Skip to content

Dataset check

plaid-check validates the integrity of a local PLAID dataset.

It checks:

  • required on-disk files and directories;
  • infos.yaml, metadata and split sample counts;
  • sample conversion through the declared storage backend;
  • invalid numeric values such as None, empty arrays, NaN and Inf;
  • duplicated samples;
  • optional problem_definitions/ feature names, splits and indices.

Basic usage

plaid-check /path/to/plaid_dataset

A valid dataset prints an [OK] line and returns exit code 0.

Options

Check only selected splits:

plaid-check /path/to/plaid_dataset --split train --split test

Check only selected problem definitions:

plaid-check /path/to/plaid_dataset --problem-definition regression_500

Emit a machine-readable report:

plaid-check /path/to/plaid_dataset --json

Make warnings fail the command:

plaid-check /path/to/plaid_dataset --strict

Report format

Messages are reported with a severity, a stable code, a location and a short description.

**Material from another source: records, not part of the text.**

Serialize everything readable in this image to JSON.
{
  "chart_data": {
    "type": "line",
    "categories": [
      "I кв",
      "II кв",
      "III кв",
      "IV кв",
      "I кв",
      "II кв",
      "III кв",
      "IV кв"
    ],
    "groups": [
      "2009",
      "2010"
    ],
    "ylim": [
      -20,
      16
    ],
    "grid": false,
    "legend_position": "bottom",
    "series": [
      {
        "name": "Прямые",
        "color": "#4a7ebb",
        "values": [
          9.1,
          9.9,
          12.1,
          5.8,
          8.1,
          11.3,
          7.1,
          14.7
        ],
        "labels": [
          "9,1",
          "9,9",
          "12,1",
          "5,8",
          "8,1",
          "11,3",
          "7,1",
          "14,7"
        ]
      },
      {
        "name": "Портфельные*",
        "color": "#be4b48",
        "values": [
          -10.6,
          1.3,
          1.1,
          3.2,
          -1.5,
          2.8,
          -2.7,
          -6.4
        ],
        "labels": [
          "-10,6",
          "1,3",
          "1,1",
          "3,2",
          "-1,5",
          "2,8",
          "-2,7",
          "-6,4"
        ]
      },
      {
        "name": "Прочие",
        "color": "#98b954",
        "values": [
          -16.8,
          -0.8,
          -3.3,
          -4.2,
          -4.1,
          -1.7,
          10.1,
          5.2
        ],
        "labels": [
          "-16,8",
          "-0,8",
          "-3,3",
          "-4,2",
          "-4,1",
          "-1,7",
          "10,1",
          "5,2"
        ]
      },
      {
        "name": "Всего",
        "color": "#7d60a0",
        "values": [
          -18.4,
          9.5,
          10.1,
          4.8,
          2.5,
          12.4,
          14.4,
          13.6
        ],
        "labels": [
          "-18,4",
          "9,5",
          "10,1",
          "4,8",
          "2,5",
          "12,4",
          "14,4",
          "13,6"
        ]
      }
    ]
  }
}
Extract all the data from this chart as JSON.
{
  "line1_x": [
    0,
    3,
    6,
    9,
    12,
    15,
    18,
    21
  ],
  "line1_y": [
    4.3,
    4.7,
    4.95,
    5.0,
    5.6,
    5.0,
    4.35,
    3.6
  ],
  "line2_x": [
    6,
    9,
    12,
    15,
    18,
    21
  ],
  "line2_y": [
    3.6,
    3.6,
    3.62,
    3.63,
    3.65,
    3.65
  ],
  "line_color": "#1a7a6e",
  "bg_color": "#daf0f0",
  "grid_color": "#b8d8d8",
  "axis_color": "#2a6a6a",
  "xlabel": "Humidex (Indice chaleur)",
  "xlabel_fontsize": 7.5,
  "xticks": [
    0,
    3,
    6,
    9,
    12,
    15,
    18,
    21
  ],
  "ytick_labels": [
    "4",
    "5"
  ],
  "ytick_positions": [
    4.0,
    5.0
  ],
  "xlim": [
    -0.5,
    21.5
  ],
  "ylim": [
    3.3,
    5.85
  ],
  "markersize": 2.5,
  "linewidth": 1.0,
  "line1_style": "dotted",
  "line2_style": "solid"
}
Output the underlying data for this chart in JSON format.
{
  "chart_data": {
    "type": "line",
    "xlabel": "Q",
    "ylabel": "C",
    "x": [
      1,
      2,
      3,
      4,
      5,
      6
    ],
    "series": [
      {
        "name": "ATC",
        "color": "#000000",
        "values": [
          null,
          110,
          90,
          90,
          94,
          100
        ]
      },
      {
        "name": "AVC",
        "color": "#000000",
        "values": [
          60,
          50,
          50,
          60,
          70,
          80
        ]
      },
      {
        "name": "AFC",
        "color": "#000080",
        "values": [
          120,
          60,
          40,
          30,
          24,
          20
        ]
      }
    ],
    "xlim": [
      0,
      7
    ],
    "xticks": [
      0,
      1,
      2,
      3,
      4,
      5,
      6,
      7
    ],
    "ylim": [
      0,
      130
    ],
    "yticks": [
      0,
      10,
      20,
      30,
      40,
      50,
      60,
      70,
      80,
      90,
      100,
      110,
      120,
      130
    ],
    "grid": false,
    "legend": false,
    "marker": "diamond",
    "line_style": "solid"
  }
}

Errors return exit code 1; warnings return exit code 2 only in strict mode.

Validation notes

Dataset validation behavior

  • For CGNS datasets, only infos.yaml and data/ are required at the root.
  • For other backends, metadata files and constants/ are checked as well.
  • Without --problem-definition, all discovered problem definitions are checked.
  • In JSON mode, progress bars are disabled to keep the output parseable.